Ce débat n´est toutefois pas clos et la position retenue par le fisc devrait engendrer de nombreux contentieux, que les juges seraient alors amenés à trancher.
Les contrats à bonus de fidélité
Les contrats d´assurance-vie à bonus de fidélité reposent sur un principe simple : les intérêts générés par l´épargne versée par le souscripteur ne sont pas immédiatement acquis mais affectés par la compagnie d´assurances ou bancaire à une réserve spéciale de « fidélité ». Cette réserve ou bonus de fidélité ne sera alors acquis au bénéficiaire du contrat qu´au-delà d´une période prédéterminée, généralement de 8 ans.

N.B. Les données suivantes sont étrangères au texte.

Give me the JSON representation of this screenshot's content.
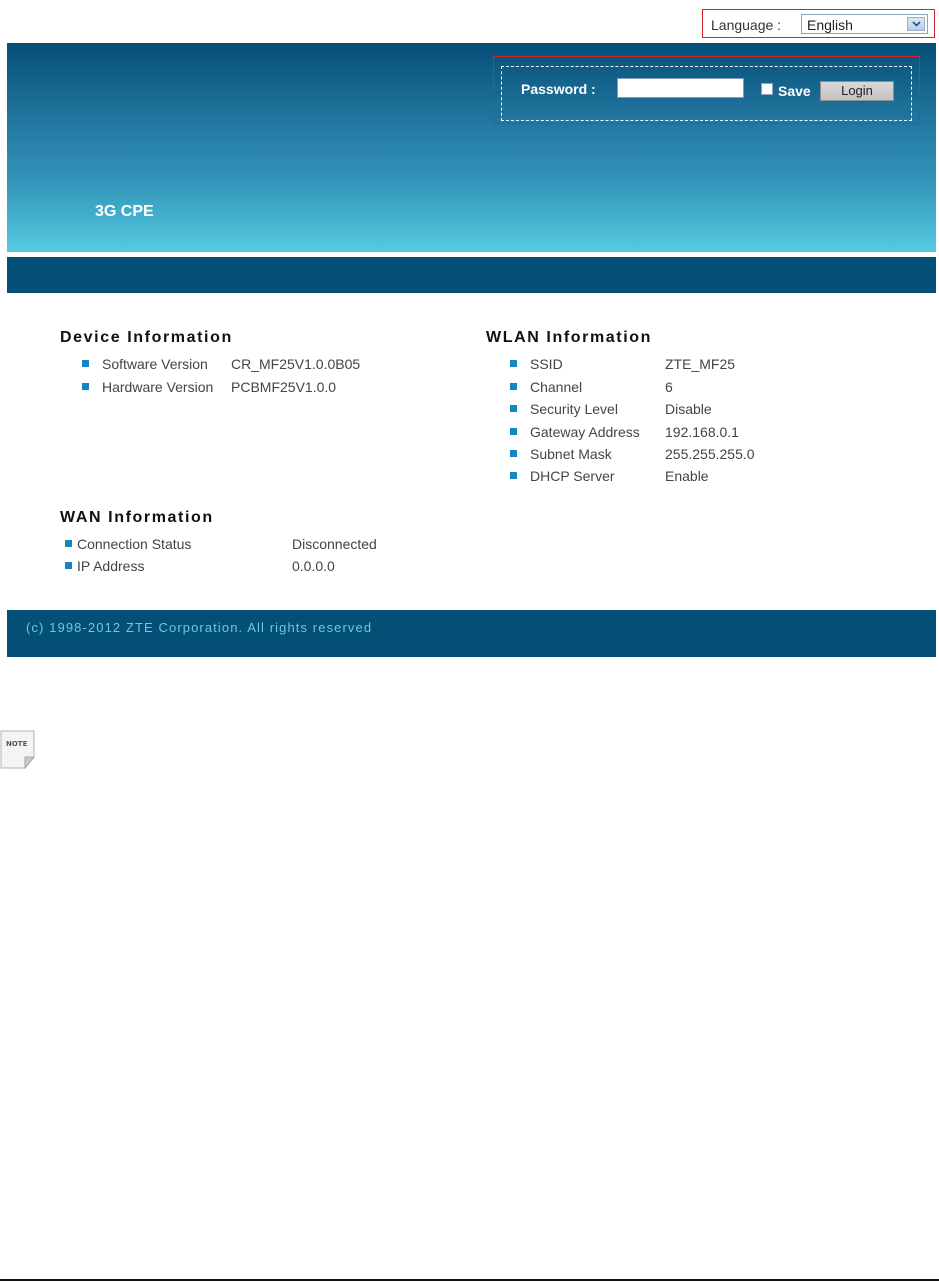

Autrement dit, dans le système du contrat avec bonus de fidélité, le capital est « rangé dans une boîte » et les gains sont « conservés dans une autre boîte ». La garantie de fidélité échappe à l´impôt de solidarité sur la fortune (ISF) puisque seule la valeur rachetable du contrat est imposable à l´ISF. Le bonus de fidélité n´ayant pas de valeur de rachat durant les années d´indisponibilité, sa valeur actualisée ne rentre pas dans l´actif soumis à l´ISF. De ce fait, seule la valeur nominale du contrat, c´est-à-dire les sommes versées sur le contrat, à l´exclusion des frais, doit être déclarée à l´ISF.
À l´issue de la période de fidélité, le contrat sera soumis à l´ISF sur l´ensemble de sa valeur, capital et bonus compris.